SUSTAINABLE COMMUNITIES MAKE SUSTAINABLE COTTON
What does a sustainable community look like?
HOLDING UP HALF THE SKY
Women and girls represent half of humanity. By empowering the world's female population through equal access to education and opportunity, sustainable communities help deploy the other half of our human potential.
COOPERATIVE CARING FOR NEEDED HEALTH
Basic healthcare is a fundamental need for sustainable communities. When access points to immediate healthcare are supplied by communities, earlier intervention is guaranteed.
Farmer-owned cooperatives empower workers to seek fair prices for their fiber and reinvest profits into communally chosen projects and initiatives.
A community with basic education makes better long-term choices, generates more adaptive capacity to solve complex problems, and networks with a global world. A sustainable community is an educated one.
INVESTING IN THE FUTURE
We can use the analogy of water when discussing the effects of financial security on communities. When cash flow is unreliable, communities must spend valuable resources to deal with periods of financial drought or flood. This instability keeps communities from making efficient long-term planning decisions. Sustainable communities invest in themselves and help ensure trade structures that secure a more stable future.
CULTURAL PRESERVATION AND TRADITION
Cultural preservation may seem trivial to some, but it is a critical element to community sustainability. A culture's 'shared norms', a term introduced by Nobel prize winning political economist Eleanor Ostrom, help create shared management paradigms for a community's shared resources such as land, water, and financial assets.
SECURE FOOD IS HAPPY SOIL
'Food security' is sometimes referred to as soil security because without the soil you have no plant. Without the minerals and micronutrients in soils, plants cannot perform basic tasks like growth, maturation, and protection. A plant's ability to defend itself is mainly attributed to the soil's living inhabitants; the fungi, invertebrate insects, and microbiotic beings that transform soils into an array of subterranean chemical defenses. Plants take advantage of this chemical warfare by up-taking and transforming soil chemicals for their own insect defenses above ground.

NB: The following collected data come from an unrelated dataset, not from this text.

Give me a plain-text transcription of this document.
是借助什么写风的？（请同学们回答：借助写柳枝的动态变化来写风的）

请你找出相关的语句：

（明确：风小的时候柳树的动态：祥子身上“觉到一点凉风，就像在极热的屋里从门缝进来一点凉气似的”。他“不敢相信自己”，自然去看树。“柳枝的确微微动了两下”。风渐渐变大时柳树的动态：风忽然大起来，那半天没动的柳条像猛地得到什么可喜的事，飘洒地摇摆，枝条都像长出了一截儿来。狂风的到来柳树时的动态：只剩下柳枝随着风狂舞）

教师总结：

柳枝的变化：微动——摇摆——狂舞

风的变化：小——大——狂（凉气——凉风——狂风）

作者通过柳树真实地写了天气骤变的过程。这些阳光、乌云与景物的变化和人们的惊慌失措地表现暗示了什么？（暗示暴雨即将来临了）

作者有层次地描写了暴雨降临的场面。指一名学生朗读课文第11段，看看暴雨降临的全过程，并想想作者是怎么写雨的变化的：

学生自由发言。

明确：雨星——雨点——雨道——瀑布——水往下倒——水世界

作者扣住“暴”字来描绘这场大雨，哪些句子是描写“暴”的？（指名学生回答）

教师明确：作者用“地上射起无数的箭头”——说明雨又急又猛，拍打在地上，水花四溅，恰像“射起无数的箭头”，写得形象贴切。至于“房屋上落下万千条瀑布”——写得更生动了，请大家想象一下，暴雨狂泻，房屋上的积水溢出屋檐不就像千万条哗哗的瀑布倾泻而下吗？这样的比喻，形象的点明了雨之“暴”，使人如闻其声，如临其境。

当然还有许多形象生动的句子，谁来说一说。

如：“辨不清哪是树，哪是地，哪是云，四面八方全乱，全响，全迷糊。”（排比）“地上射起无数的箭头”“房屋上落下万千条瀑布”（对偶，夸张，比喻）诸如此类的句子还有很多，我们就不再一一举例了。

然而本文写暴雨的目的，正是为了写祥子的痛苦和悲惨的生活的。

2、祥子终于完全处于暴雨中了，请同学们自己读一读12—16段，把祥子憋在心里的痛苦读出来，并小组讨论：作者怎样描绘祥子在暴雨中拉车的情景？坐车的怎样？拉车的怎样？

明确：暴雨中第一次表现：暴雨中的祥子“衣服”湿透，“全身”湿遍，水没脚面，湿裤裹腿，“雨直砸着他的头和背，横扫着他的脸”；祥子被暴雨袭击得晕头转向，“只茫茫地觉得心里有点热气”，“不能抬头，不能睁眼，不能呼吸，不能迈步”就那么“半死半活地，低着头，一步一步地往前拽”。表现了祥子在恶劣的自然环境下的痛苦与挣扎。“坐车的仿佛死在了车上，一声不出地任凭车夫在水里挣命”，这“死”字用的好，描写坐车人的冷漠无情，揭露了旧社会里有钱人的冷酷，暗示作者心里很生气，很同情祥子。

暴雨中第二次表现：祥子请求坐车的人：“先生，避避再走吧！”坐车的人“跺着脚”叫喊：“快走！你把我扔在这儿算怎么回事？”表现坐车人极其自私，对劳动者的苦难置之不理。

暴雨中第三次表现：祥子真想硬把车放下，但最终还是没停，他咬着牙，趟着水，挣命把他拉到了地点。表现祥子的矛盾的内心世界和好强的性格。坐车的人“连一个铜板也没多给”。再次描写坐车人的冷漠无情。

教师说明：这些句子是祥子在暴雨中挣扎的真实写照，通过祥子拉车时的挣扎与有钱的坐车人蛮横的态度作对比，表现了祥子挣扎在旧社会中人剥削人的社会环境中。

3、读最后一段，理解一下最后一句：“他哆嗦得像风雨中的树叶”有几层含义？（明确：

The synthetic chemical pesticides sprayed across the world's conventional farms efficiently eradicate crop-killing bugs. But they also kill soils by killing soil invertebrates and biotic life. So, the constant bombardment of insecticides and pesticides render soil's biotic community fragmented and silent enough to halt the efficient production of plant's natural chemical pesticides. This leaves plants defenseless against common predators and dependent on the regular application of insecticides for survival. But it is the farmer's survival that is ultimately at stake. The food she eats off her plate in Andhra Pradesh, India may now become dependent on a chemical insecticide made and transported from thousands of miles away. And as soil nutrients are used up by successively harvested crops, this same farmer becomes dependent on the energy intensive production and delivery of chemical fertilizers.
By resting soils, reducing tilling, growing nitrogen-fixing legumes, applying composts, and spreading rich manures, sustainable organic farming communities can develop fertile soils without relying on synthetic pesticides and fertilizers. All this added effort is paid back through a higher functioning ecosystem and its ability to create abundant nutrients and attract insect pest-predators.
A SUSTAINABLE WAY: FROM COMMODITY TO COMMUNITY
Long-Term Purchasing Agreements
Entering a business deal for one season—as most clothing companies do—does not give communities enough financial stability to invest in long-term community improvements. This is especially true for organic cotton farming that requires a three-year transition period as well as large investments in certifications.
Clothing companies make planning decisions from season to season, farmers make them from year to year, but the communities must make planning decisions for the long term.
To support our cotton we need to support the sustainability of the community providing it. We engage in sustainability initiatives within the community.